A Polícia Federal deflagrou nesta sexta-feira (23) a Operação Barco de Papel e apreendeu veículos de luxo, dinheiro em espécie, equipamentos eletrônicos e documentos no âmbito das investigações sobre investimentos do Rioprevidência no Banco Master.
A ação cumpriu quatro mandados de busca e apreensão no Rio de Janeiro, com diligências na sede da autarquia, no Centro, e em endereços residenciais nos bairros de Botafogo, Gávea e Urca, na Zona Sul da capital fluminense.
O principal alvo da operação é o diretor-presidente do Rioprevidência, Deivis Marcon Antunes, que, segundo apuração, está fora do país desde o dia 15, em viagem aos Estados Unidos.
Também são investigados o diretor de Investimentos, Eucherio Lerner Rodrigues, e o ex-gerente de investimentos Pedro Pinheiro Guerra Leal.

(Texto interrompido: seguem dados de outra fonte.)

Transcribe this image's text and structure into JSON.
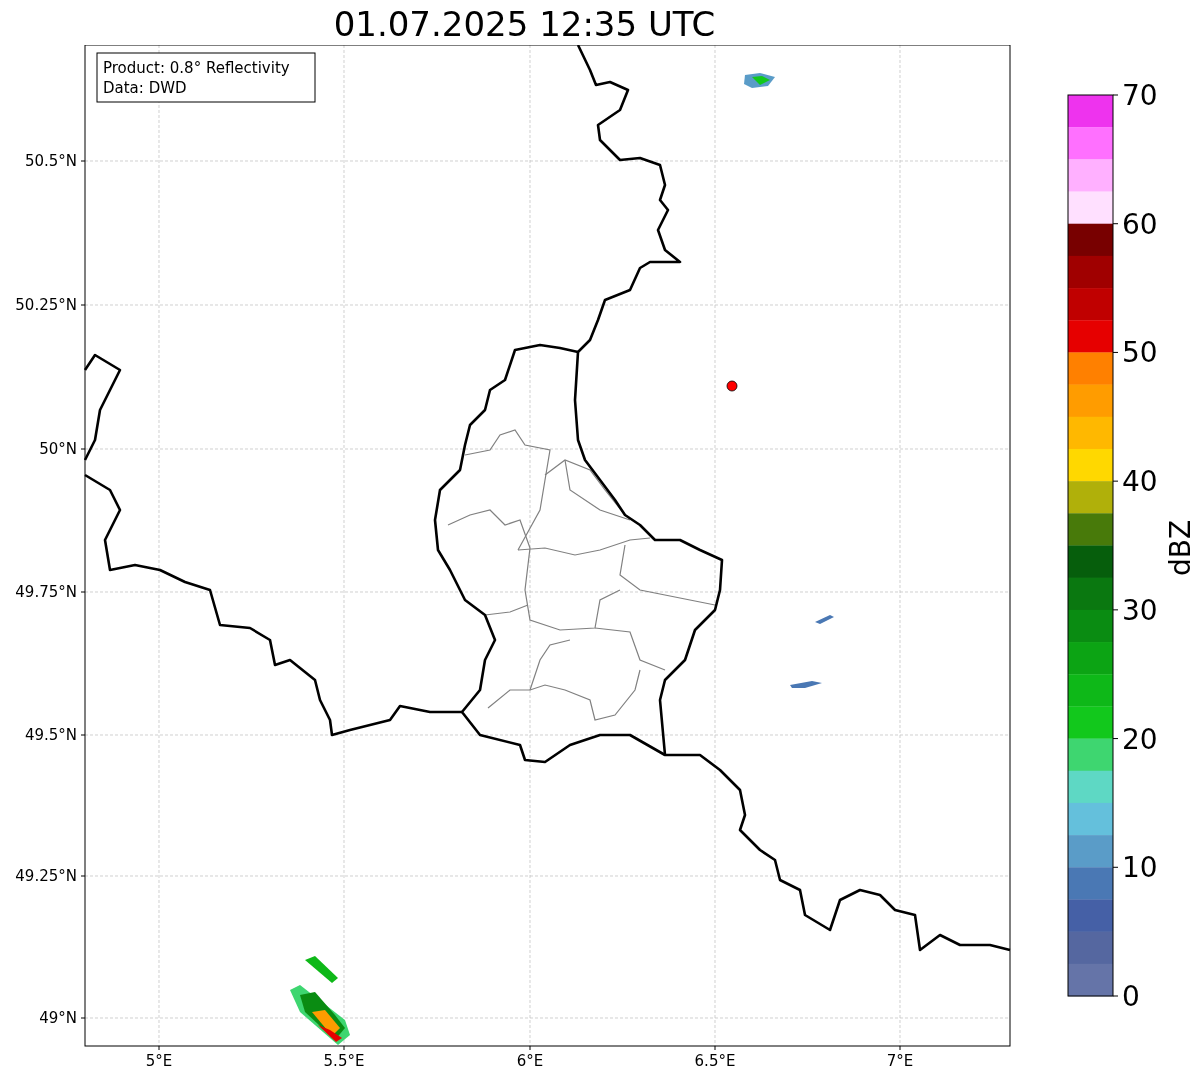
{
  "title": "01.07.2025 12:35 UTC",
  "info_box": {
    "lines": [
      "Product: 0.8° Reflectivity",
      "Data: DWD"
    ]
  },
  "map": {
    "lat_ticks": [
      "50.5°N",
      "50.25°N",
      "50°N",
      "49.75°N",
      "49.5°N",
      "49.25°N",
      "49°N"
    ],
    "lon_ticks": [
      "5°E",
      "5.5°E",
      "6°E",
      "6.5°E",
      "7°E"
    ]
  },
  "colorbar": {
    "label": "dBZ",
    "ticks": [
      "70",
      "60",
      "50",
      "40",
      "30",
      "20",
      "10",
      "0"
    ],
    "segments": [
      {
        "color": "#ee33ee"
      },
      {
        "color": "#ff70ff"
      },
      {
        "color": "#ffb0ff"
      },
      {
        "color": "#ffe0ff"
      },
      {
        "color": "#780000"
      },
      {
        "color": "#a00000"
      },
      {
        "color": "#c00000"
      },
      {
        "color": "#e60000"
      },
      {
        "color": "#ff8000"
      },
      {
        "color": "#ff9c00"
      },
      {
        "color": "#ffb800"
      },
      {
        "color": "#ffd800"
      },
      {
        "color": "#b0b00a"
      },
      {
        "color": "#487a0a"
      },
      {
        "color": "#065e0c"
      },
      {
        "color": "#0a7810"
      },
      {
        "color": "#0a8c12"
      },
      {
        "color": "#0ca414"
      },
      {
        "color": "#0eb818"
      },
      {
        "color": "#12c81c"
      },
      {
        "color": "#3ed670"
      },
      {
        "color": "#5ed8c4"
      },
      {
        "color": "#64c0dc"
      },
      {
        "color": "#5a9cc8"
      },
      {
        "color": "#4a78b4"
      },
      {
        "color": "#4560a6"
      },
      {
        "color": "#5567a0"
      },
      {
        "color": "#6574a8"
      }
    ]
  }
}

O Rioprevidência administra aposentadorias e pensões de mais de 235 mil servidores estaduais do Rio de Janeiro.
De acordo com o balanço divulgado pela Polícia Federal, na sede do Rioprevidência foram apreendidos arquivos digitais e documentos diversos. Já na residência de Antunes, em Botafogo, os agentes recolheram um veículo de luxo blindado, cerca de R$ 7 mil em espécie, um pen drive, um relógio e papéis relacionados às investigações.
Em um imóvel localizado na Gávea, foram apreendidos outro veículo de luxo, aproximadamente R$ 3,5 mil em dinheiro, um celular, um notebook, pen drives, HDs e documentos. Na Urca, os policiais levaram um celular, um notebook e documentos. Todo o material será analisado para subsidiar o inquérito em andamento.
A investigação foi aberta em novembro de 2025 e apura nove operações financeiras realizadas entre novembro de 2023 e julho de 2024, período em que cerca de R$ 970 milhões do Rioprevidência foram aplicados em Letras Financeiras emitidas pelo Banco Master.

Esses recursos fazem parte do montante destinado ao pagamento de aposentadorias de servidores que ingressaram no serviço público estadual na última década. Segundo a Polícia Federal, os investimentos ocorreram em títulos com vencimentos longos, previstos para 2033 e 2034.
O principal risco desse tipo de aplicação é a eventual quebra da instituição emissora, o que pode comprometer o resgate do valor investido com correção. No caso do Banco Master, a situação se agravou com a posterior decretação de sua liquidação extrajudicial.
O trabalho da PF contou com apoio técnico da Secretaria de Regime Próprio e Complementar do Ministério da Previdência Social, que elaborou um relatório de auditoria fiscal considerado decisivo para o avanço da apuração.
Estão sob análise suspeitas de crimes como gestão fraudulenta, desvio de recursos, indução em erro da administração pública, fraude à fiscalização ou ao investidor, além de associação criminosa e corrupção passiva.
Três meses antes da operação, o Tribunal de Contas do Estado do Rio de Janeiro apontou uma “notável coincidência” entre a mudança na cúpula do Rioprevidência e o início das aplicações no Banco Master. Entre julho e outubro de 2023, foram nomeados Antunes, Eucherio Lerner e Pedro Leal.
Pouco depois, começaram os aportes financeiros no banco, em um processo que o TCE classificou como acelerado e com indícios de irregularidades. O tribunal também identificou divergências nos valores investidos.
Enquanto o governo estadual afirma que foram aplicados R$ 960 milhões, o TCE inclui operações em fundos ligados ao banco e à sua corretora, elevando o montante para R$ 2,6 bilhões. Parte desses recursos, segundo o órgão de controle, não teria cobertura do Fundo Garantidor de Créditos.